What is different in 2026 is not that the backlash exists. It is that it is everywhere at once, operating across vastly different political systems with the same directional logic. In Afghanistan, the Taliban has banned women from reading, speaking in public, or looking directly at men who are not their husbands or blood relatives - a system of female erasure so total that it has largely disappeared from international headlines, absorbed into the background noise of a world that has moved on. The women have not. In the United States, the overturning of Roe v. Wade removed a constitutional right held for nearly fifty years, and the political machinery that achieved it is still moving. In Iraq, a bloc of 25 female MPs tried to stop the child marriage bill from reaching a second vote. They failed. It passed in January 2025.

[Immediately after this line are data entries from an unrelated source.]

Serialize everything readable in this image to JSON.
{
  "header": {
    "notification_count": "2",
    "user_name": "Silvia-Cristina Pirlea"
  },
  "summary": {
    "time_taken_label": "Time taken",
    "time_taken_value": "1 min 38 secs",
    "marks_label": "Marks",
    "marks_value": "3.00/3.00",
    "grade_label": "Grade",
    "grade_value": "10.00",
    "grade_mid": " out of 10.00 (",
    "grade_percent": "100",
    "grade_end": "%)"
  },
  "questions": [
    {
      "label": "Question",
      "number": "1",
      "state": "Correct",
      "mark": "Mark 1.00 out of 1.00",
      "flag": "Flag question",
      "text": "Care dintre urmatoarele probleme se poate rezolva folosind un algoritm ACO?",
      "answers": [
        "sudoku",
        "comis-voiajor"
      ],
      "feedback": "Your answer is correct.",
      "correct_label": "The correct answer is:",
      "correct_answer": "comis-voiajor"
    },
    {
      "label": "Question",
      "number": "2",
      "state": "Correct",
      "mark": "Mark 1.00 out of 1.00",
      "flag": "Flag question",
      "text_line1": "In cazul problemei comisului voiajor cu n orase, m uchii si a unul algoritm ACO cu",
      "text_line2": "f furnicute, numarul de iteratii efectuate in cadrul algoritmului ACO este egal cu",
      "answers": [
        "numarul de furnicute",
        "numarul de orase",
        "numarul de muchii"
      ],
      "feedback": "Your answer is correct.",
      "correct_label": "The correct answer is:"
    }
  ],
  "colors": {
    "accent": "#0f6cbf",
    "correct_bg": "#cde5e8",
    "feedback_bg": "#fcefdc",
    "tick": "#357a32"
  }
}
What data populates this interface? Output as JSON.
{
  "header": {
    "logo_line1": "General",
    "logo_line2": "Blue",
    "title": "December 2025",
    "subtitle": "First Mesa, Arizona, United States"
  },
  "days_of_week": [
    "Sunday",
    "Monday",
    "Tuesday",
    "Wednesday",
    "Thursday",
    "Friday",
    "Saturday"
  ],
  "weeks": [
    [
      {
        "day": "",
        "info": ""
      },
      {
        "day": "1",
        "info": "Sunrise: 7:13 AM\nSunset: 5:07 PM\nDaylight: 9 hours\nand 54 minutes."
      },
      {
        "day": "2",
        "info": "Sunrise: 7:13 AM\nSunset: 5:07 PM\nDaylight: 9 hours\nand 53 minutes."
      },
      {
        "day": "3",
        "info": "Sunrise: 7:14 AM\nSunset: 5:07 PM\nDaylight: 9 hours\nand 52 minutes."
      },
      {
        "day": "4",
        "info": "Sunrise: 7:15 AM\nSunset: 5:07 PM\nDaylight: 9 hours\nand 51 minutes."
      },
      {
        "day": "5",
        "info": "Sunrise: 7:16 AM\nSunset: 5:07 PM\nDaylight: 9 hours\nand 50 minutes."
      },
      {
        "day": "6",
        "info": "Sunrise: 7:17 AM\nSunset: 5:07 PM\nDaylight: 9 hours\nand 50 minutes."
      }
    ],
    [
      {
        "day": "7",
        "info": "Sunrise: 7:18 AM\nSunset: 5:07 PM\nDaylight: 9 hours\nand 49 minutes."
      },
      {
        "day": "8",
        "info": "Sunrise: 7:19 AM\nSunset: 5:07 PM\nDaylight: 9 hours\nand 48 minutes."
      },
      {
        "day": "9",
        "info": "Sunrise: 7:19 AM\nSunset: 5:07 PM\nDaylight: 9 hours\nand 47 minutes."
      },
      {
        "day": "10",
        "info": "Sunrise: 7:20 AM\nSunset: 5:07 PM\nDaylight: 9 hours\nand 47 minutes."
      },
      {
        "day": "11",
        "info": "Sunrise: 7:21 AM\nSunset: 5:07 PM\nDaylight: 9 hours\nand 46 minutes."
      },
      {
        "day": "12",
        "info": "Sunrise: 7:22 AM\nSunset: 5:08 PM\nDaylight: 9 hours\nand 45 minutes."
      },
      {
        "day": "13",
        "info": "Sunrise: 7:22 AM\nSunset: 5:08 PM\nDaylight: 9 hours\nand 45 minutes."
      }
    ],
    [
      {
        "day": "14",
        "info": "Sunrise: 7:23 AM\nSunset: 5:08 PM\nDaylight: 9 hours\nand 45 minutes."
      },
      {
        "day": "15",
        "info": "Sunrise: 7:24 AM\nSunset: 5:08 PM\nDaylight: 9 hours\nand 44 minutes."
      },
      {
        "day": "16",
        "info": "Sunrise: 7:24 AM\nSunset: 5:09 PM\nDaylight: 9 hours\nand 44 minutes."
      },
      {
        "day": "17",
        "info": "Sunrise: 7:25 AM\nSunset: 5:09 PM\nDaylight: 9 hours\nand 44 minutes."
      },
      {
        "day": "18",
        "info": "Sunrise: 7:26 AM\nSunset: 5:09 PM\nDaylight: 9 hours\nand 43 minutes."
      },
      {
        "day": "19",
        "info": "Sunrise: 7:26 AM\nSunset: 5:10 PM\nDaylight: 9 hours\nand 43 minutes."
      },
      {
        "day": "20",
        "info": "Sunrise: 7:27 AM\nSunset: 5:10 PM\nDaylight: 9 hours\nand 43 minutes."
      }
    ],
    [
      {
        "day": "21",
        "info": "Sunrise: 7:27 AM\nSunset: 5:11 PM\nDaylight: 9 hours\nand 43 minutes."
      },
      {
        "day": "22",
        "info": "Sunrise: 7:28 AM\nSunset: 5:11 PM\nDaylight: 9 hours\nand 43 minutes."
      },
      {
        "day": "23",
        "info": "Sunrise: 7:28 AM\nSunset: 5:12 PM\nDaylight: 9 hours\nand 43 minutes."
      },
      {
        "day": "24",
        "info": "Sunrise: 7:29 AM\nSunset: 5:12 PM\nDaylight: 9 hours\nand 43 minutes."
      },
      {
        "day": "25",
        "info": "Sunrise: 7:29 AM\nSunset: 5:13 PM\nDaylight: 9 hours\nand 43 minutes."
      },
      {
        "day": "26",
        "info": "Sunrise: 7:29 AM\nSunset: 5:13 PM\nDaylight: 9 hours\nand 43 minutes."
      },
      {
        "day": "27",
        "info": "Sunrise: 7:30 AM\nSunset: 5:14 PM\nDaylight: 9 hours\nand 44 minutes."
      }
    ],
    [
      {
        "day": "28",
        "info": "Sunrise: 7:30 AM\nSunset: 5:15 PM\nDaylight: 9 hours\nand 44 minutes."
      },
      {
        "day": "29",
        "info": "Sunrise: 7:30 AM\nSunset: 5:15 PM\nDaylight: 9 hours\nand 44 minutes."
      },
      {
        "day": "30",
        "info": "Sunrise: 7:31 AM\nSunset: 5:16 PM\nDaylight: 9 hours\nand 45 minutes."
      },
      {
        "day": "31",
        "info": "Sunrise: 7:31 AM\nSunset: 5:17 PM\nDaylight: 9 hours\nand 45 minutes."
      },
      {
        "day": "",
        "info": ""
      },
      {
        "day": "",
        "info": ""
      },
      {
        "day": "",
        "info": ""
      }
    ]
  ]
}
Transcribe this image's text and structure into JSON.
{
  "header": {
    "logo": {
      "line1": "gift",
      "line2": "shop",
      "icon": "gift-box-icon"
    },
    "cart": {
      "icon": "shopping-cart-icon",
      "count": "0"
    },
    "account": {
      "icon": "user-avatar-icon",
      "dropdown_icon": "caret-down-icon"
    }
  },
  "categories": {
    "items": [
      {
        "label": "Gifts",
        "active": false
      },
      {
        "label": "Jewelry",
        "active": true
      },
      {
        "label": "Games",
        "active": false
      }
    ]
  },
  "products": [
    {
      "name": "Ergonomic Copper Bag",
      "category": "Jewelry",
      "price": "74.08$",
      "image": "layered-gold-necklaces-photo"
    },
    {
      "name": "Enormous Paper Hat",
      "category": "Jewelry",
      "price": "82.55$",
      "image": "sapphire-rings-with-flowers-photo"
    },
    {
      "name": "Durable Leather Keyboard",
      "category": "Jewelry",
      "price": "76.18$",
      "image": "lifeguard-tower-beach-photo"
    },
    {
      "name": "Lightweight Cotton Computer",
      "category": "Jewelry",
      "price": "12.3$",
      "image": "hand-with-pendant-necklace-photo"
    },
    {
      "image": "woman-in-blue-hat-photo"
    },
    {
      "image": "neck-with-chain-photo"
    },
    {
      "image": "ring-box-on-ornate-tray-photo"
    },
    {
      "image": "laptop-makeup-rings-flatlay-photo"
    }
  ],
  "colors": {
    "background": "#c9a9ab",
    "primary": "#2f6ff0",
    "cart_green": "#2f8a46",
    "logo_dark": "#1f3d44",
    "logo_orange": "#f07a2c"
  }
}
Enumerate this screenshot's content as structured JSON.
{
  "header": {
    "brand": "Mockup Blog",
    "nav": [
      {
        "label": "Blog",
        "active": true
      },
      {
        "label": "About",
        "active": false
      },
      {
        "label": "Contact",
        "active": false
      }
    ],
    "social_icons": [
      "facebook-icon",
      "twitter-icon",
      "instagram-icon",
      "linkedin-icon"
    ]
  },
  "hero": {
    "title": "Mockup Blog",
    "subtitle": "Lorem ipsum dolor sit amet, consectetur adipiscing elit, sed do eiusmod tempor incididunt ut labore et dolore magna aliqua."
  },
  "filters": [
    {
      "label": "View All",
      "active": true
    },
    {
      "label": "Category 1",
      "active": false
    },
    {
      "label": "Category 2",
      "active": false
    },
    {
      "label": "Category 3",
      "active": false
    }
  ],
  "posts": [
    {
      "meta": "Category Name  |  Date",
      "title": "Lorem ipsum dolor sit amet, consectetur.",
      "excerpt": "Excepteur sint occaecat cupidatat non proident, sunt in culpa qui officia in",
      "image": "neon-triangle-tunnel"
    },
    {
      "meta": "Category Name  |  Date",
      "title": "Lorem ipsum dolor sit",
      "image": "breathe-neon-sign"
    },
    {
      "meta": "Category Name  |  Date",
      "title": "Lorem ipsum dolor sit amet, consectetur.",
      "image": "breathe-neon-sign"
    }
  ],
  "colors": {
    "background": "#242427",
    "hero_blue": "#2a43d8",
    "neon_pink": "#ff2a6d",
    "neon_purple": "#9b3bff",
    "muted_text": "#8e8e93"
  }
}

Backlash does not arrive randomly. It arrives when power feels threatened and reaches for the most available instrument of control, which has always been the bodies, freedoms and labour of women. Economic instability makes traditional gender roles a political argument for order. Authoritarian politics requires hierarchy by design, and women's equality is structurally incompatible with that hierarchy. And in 2026, there is a third accelerant that previous generations of feminists did not face: the digital infrastructure of regression. The manosphere has given misogyny a global distribution network. Algorithms surface anti-feminist content to men who were not looking for it. For some people on the continent, feminism has been successfully mischaracterised as anti-male, anti-culture and anti-religion - a deliberate and documented strategy of discrediting the movement by severing it from the communities it serves. In 2024, women, girls and gender diverse people bore the brunt of the polycrisis armed conflict, climate change, and economic hardship, while anti-gender movements grew bolder and better funded. 

No country in the world has yet reached full legal equality for women and girls. At the current rate of progress, it will take another 131 years. One hundred and thirty-one years. Set that number down and do not rush past it. And yet since 1995 alone, 1,531 legal reforms advancing gender equality have been enacted across 189 countries. Maternal mortality has dropped by a third. Women's representation in parliaments has more than doubled. These two sets of facts are not in contradiction. They are the same story - the story of a movement that advances under fire, that builds even while being dismantled, that has never once had the luxury of believing the work was done.

That is what the African feminist tradition has always known. Progress is not a gift. It is a negotiation that never ends, conducted under conditions that are rarely fair, by women who rarely have the institutional power of the forces they are negotiating against. The fight does not pause for celebrations. It does not recognise the calendar.

Backlash is not proof that progress is failing. It is proof that progress is threatening something. And threatened things fight back. Women's Month gives the world one month to remember that. The fight does not take the other eleven off.